Unusual 45-70 case with F 3-81 or 3-91 headstamp

Hello all,

I picked up the below .45-70 case at a local gun show. It is tinned. The casing is headstamped F 3-91 or 3-81, meaning Frankford Arsenal, made in March of 1881 or 1891. See below. Though it has a primer pocked sized for a standard large rifle primer, it has a groove all the way around near the head. This groove is deeper and all the way around, though it brings to mind the crimp on Benet primed .45-70 cases. The groove is 0.258" from the head of the case, and is approximately 0.05" wide and 0.02" deep. There is also a hole in one side of the groove (shown in one of the pictures). The primer flash-hole measures approximately 0.085" diameter. Any information on this case would be appreciated. Thanks.

The head of the case.

The case from the side, showing the groove and the hole in one side.

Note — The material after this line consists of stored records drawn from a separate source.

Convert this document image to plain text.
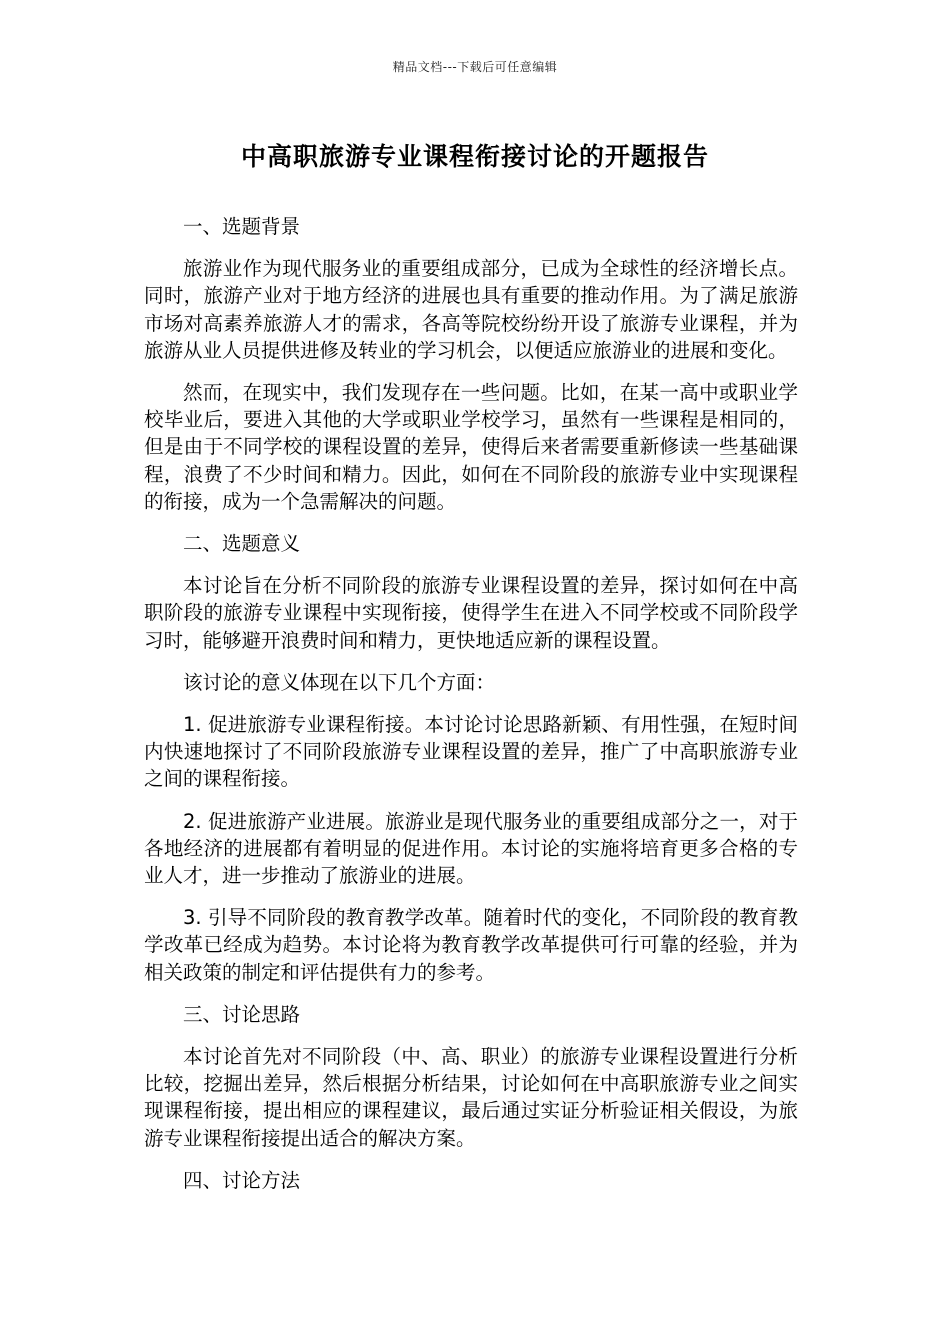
精品文档---下载后可任意编辑
中高职旅游专业课程衔接讨论的开题报告

一、选题背景

旅游业作为现代服务业的重要组成部分，已成为全球性的经济增长点。同时，旅游产业对于地方经济的进展也具有重要的推动作用。为了满足旅游市场对高素养旅游人才的需求，各高等院校纷纷开设了旅游专业课程，并为旅游从业人员提供进修及转业的学习机会，以便适应旅游业的进展和变化。

然而，在现实中，我们发现存在一些问题。比如，在某一高中或职业学校毕业后，要进入其他的大学或职业学校学习，虽然有一些课程是相同的，但是由于不同学校的课程设置的差异，使得后来者需要重新修读一些基础课程，浪费了不少时间和精力。因此，如何在不同阶段的旅游专业中实现课程的衔接，成为一个急需解决的问题。

二、选题意义

本讨论旨在分析不同阶段的旅游专业课程设置的差异，探讨如何在中高职阶段的旅游专业课程中实现衔接，使得学生在进入不同学校或不同阶段学习时，能够避开浪费时间和精力，更快地适应新的课程设置。

该讨论的意义体现在以下几个方面：

1. 促进旅游专业课程衔接。本讨论讨论思路新颖、有用性强，在短时间内快速地探讨了不同阶段旅游专业课程设置的差异，推广了中高职旅游专业之间的课程衔接。

2. 促进旅游产业进展。旅游业是现代服务业的重要组成部分之一，对于各地经济的进展都有着明显的促进作用。本讨论的实施将培育更多合格的专业人才，进一步推动了旅游业的进展。

3. 引导不同阶段的教育教学改革。随着时代的变化，不同阶段的教育教学改革已经成为趋势。本讨论将为教育教学改革提供可行可靠的经验，并为相关政策的制定和评估提供有力的参考。

三、讨论思路

本讨论首先对不同阶段（中、高、职业）的旅游专业课程设置进行分析比较，挖掘出差异，然后根据分析结果，讨论如何在中高职旅游专业之间实现课程衔接，提出相应的课程建议，最后通过实证分析验证相关假设，为旅游专业课程衔接提出适合的解决方案。

四、讨论方法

My guess is that it’s a dingbat.

groove looks like it was done with a dull knife.

The date is 91, not 81. Frankford Arsenal flash holes in the Boxer-primed .45 rifle cases are typically larger than commercially-made cases of the period. Maybe this was related to the arsenal’s use of the Gill-type primer, or maybe just because it suited them. Jack


.085" for a flash hole is not unusual. The Cal .30 and 7.62mm NATO case drawings, for example, show the flash hole spec as .078" +.004".


Ray: I had a moment to make a quick check of my box full of .45 empties this morning. The toothpick (round type) test showed all four of the FA cases would readily accept the 'pick, while none of the eight or so commercial cases (1870s to about 1910 by WRA, USC, Western, and UMC) would. Jack


That’s interesting. (Normal people would consider us to be certifiably nuts - measuring flash hole sizes with a toothpick) ;-)

I pulled out the drawing for the original Frankford Arsenal smokeless powder Cal .45 case and it shows a flash hole diameter of .1". No min or max, simply .1"

Among shooters, the size of a flash hole is not considered to be a big factor in accuracy (as long as they are uniform). Most of us believe that the length of a flash hole is the critical measurement. I know one 50 BMG shooter who used the 50 BAT M48A1 case without the flash tube and he said it worked just fine. Now that’s a BIG flash hole.


Ray: The toothpick isn’t ideal, but it was at hand. I’ll see if I can get a some kind of a proper measurement of these things. The figure of .1 in. you mention for the flash hole diameter in the FA drawing is interesting, because it does maybe ring a bell. I checked out the FA cases a good while back, and either made no notes or have misplaced them. Jack

Three of the four FA .45-70 cases have flash holes of .1", right on the nose; the last one is a little tighter at .095".